Global demand is among the biggest. Pent-up demand is exploding in growth areas like China and India. Once that global manufacturing engine begins firing again, you can count on energy prices ramping up quickly. If we are seeing over $100 a barrel crude while the global economy is still in crisis, what will prices be like when economies are functioning full speed again? $300 may seem cheap.
There's been almost no progress in alternatives since 2008. The global investment engine has ground to a halt. After all when the markets crashed and oil prices dropped, the last place investors wanted to put their money was in the alternative energy space. Every sector from uranium miners and clean-coal technology to bio-fuels and oil drillers saw investment and share prices dry up. But here we are again, back at $100, so what’s different?
The Middle East Powder Keg
OPEC has been of little help during the unrest in the Middle East. We already are seeing supplies start to taper off. Eventually, demand will catch up with supply and we'll be right back in the same boat of higher prices.
The realities are chilling. The largest oil field in Mexico Cantarell is still in major decline and when it does run out civil unrest in that nation could explode. These types of chokepoints, both political and physical, still exist with several major oil exporting nations.
Another key factor, that will lead to $300 oil is that the building of new refineries and pipelines has all but been non existent.
Buying Alternatives on the Cheap
With oil prices rapidly creeping back up, and consumers feeling the pinch, alternative energy stocks may all get a boost soon. Solar companies, wind technology, natural gas stocks, and even rare earth stocks that have all kinds of “green energy” end users for key rare earth elements. Don’t discount opportunities to buy traditional energy plays at these levels too, fossil fuels are not going anywhere soon.
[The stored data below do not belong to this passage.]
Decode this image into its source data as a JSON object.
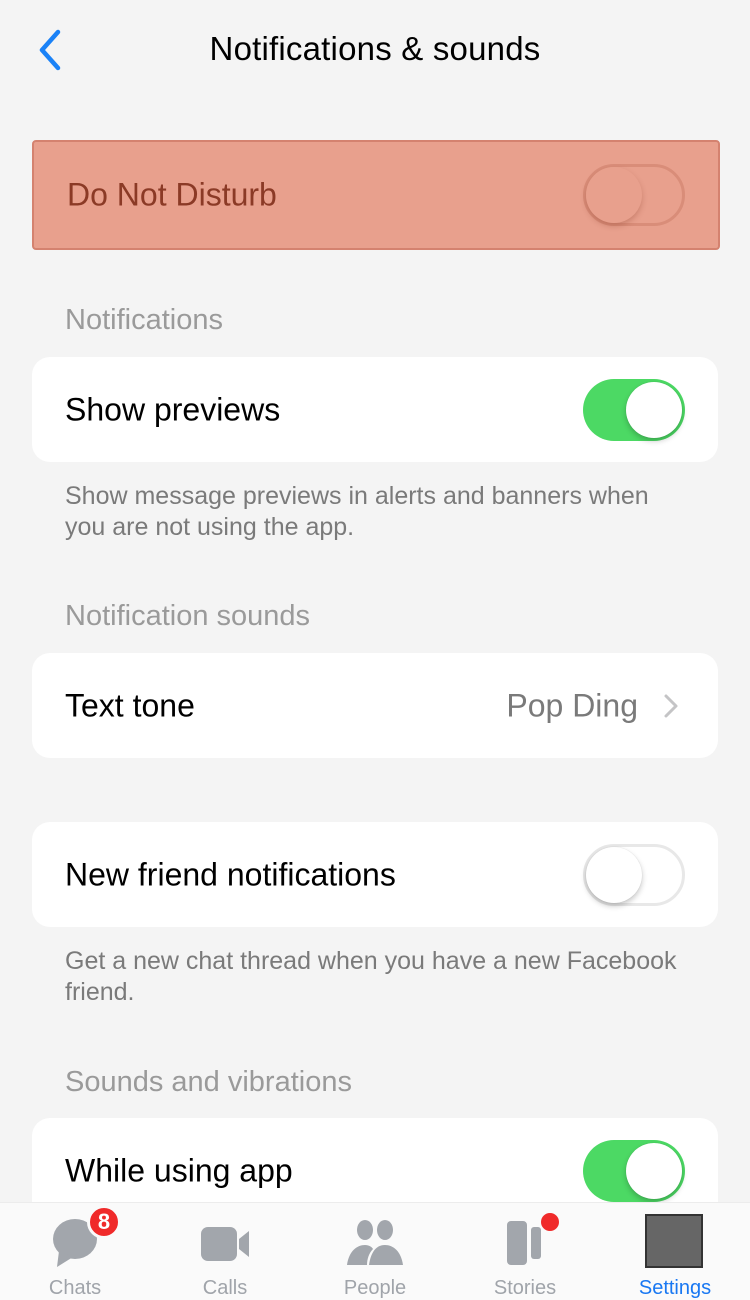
{
  "header": {
    "title": "Notifications & sounds",
    "back_icon": "chevron-left-icon"
  },
  "dnd": {
    "label": "Do Not Disturb",
    "enabled": false
  },
  "notifications": {
    "header": "Notifications",
    "show_previews": {
      "label": "Show previews",
      "enabled": true
    },
    "footnote": "Show message previews in alerts and banners when you are not using the app."
  },
  "notification_sounds": {
    "header": "Notification sounds",
    "text_tone": {
      "label": "Text tone",
      "value": "Pop Ding"
    }
  },
  "new_friend": {
    "label": "New friend notifications",
    "enabled": false,
    "footnote": "Get a new chat thread when you have a new Facebook friend."
  },
  "sounds_vibrations": {
    "header": "Sounds and vibrations",
    "while_using_app": {
      "label": "While using app",
      "enabled": true
    }
  },
  "tab_bar": {
    "tabs": [
      {
        "label": "Chats",
        "icon": "chat-bubble-icon",
        "badge": "8"
      },
      {
        "label": "Calls",
        "icon": "video-camera-icon"
      },
      {
        "label": "People",
        "icon": "people-icon"
      },
      {
        "label": "Stories",
        "icon": "stories-icon",
        "dot": true
      },
      {
        "label": "Settings",
        "icon": "settings-avatar",
        "active": true
      }
    ]
  },
  "colors": {
    "accent": "#1877f2",
    "toggle_on": "#4cd964",
    "badge": "#f02a2a",
    "dnd_highlight": "#e8a08d"
  }
}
Look at major oil companies that have pulled back significantly, equipment makers and drillers that will be key in exploring in remote regions and deep water for more supply.
Unfortunately for consumers, when it comes to energy, a lot of pain is on the horizon. However investors can essentially hedge themselves from the coming storm by investing in the incredible opportunities oil is affording us at $100, yet again. After all, this may be the last time we see prices at or below the $100 mark for any sustained amount of time.